Changing a baby’s diaper probably doesn’t sound like a very complicated process. Remove, wipe, replace. Done. But anyone who has spent some time around a baby knows that while this is true at times, it certainly isn’t always the case. Changing a baby’s diaper can be messy, complicated work.
First of all, there are blowouts. Or as my favorite uncle likes to call them, “craptaculars.” If MTV really wants to help prevent teen pregnancy, this is what should be featured on episodes of 16 and Pregnant. I’m referring to the occasions when your tiny, adorable, precious little newborn somehow manages to expel her body weight in runny excrement. The diaper just isn’t enough and the contents seem to explode, somehow managing to find their way all the way up your baby’s back into her hair and out the front so that they are smeared all over her still healing belly button. Your baby is most likely to do this when you have her placed in something difficult to clean, like a bouncer or swing. You will look at your crap-covered child with a sense of bewilderment and will be at a loss as to where to even begin remedying the situation. When you get her to the changing table and open her diaper she will almost certainly decide that this is the perfect moment to urinate, further complicating the situation. At this point you may as well accept defeat and head for the bath. Luckily this type of diaper becomes less frequent over time.
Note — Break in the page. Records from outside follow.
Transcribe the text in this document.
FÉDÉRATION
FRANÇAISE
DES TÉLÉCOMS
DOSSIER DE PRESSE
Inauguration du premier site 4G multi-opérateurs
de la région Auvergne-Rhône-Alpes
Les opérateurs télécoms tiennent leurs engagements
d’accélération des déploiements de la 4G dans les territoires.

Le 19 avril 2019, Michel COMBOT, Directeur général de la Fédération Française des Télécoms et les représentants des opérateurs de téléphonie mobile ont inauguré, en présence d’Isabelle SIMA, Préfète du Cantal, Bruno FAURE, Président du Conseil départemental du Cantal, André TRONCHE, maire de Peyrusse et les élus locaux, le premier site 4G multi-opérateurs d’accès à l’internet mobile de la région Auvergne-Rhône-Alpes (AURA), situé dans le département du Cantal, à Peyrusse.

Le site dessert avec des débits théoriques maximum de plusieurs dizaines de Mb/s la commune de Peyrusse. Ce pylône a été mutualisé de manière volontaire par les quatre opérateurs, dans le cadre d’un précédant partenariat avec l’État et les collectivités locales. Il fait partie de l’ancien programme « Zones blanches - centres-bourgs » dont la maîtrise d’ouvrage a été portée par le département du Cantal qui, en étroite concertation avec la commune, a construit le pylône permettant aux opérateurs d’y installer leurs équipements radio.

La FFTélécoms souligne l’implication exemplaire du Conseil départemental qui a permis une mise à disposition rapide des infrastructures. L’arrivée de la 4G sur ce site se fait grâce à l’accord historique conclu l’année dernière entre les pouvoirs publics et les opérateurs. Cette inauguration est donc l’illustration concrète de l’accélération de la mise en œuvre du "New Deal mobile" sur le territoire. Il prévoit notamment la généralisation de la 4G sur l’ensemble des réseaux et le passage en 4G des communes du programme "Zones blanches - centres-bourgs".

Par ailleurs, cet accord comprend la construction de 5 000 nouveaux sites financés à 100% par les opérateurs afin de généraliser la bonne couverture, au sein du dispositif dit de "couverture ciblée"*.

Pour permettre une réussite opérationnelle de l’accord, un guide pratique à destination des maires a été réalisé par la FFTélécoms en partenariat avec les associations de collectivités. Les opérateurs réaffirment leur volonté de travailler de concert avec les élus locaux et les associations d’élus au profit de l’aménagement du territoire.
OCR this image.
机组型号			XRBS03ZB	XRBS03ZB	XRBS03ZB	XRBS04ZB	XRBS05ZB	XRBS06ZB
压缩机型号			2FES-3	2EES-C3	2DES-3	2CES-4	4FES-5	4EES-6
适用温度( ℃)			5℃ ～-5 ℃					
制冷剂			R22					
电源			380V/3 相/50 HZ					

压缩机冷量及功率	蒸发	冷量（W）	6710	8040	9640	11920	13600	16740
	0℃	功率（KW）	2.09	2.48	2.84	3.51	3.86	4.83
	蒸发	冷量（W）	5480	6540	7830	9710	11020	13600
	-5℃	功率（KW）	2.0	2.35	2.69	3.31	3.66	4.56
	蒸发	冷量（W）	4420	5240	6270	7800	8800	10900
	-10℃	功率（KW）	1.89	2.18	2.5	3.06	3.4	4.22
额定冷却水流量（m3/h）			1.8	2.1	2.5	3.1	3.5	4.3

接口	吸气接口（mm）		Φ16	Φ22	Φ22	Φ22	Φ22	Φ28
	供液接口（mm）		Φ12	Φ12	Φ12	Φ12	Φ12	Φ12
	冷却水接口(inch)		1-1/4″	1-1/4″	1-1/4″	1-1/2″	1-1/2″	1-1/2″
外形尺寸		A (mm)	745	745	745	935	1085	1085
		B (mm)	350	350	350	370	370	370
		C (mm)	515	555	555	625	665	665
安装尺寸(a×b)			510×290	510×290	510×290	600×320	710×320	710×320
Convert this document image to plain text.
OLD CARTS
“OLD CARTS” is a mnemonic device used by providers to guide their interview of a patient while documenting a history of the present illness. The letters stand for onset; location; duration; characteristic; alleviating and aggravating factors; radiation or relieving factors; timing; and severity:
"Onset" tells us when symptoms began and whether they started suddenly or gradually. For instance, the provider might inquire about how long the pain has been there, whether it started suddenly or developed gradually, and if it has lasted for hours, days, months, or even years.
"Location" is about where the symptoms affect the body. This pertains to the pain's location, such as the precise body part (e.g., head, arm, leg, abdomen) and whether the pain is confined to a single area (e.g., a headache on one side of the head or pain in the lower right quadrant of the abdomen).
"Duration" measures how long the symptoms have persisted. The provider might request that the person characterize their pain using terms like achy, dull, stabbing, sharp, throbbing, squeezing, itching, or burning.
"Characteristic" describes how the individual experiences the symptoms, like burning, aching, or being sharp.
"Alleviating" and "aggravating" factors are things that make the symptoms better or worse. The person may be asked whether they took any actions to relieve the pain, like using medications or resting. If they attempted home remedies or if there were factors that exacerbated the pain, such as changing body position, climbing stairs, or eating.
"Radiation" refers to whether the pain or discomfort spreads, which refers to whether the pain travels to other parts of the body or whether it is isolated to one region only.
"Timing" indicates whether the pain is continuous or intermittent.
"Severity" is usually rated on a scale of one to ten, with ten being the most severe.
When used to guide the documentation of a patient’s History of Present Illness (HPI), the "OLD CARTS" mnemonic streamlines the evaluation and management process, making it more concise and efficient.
But then new problems arise. Lately changing Emmalee’s diaper leaves me feeling like I’m wrestling with an angry alligator. We had to give up using the changing table long ago, and now I mostly change Emma’s diaper on a blanket on the playroom floor. As soon as I start to lay her down she arches her back and yells in protest. Once she is on the floor she immediately tries to flip over and crawl away. If I’m quick enough to stop her she cries angrily. I’m then forced to try to restrain her and hold up her legs with one arm while wiping with the other. If I can manage to get her clean without getting anything on myself, her clothes or the floor I consider it a win and release her. She then takes off bare-bottomed, making it across the room in record time. I give her a couple of minutes before we begin round two, which involves me catching her and engaging in another episode of restraining her while she kicks and flails and cries, hopefully also managing to get a diaper secured to her bottom. It is a process that leaves me feeling quite exhausted. And helpless. Why is it that my one year old gets to dictate how changing times will be conducted?
Believe me, I have tried distracting her. For awhile this was effective, but now it seems almost as if Emmalee has turned getting her diaper changed into a game. Even though she gets mad and often ends up crying, she giggles gleefully when she is finally able to crawl away. And I probably don’t help the situation by laughing myself, but to watch her half naked little body speeding across the room on all fours is a pretty hilarious sight. I guess it all comes back to discipline, or the complete lack thereof. But I still don’t feel sure about how to handle that with her. The more serious and stern my voice, the more she laughs and ignores me, or so it seems. And I don’t want to yell and scare her. So for now I suppose we’ll continue with this ridiculous charade, until either Emma grows bored or I grow a backbone. Add this to my laundry list of things that I need to correct with that child. Somehow I feel like this is going to be an uphill journey.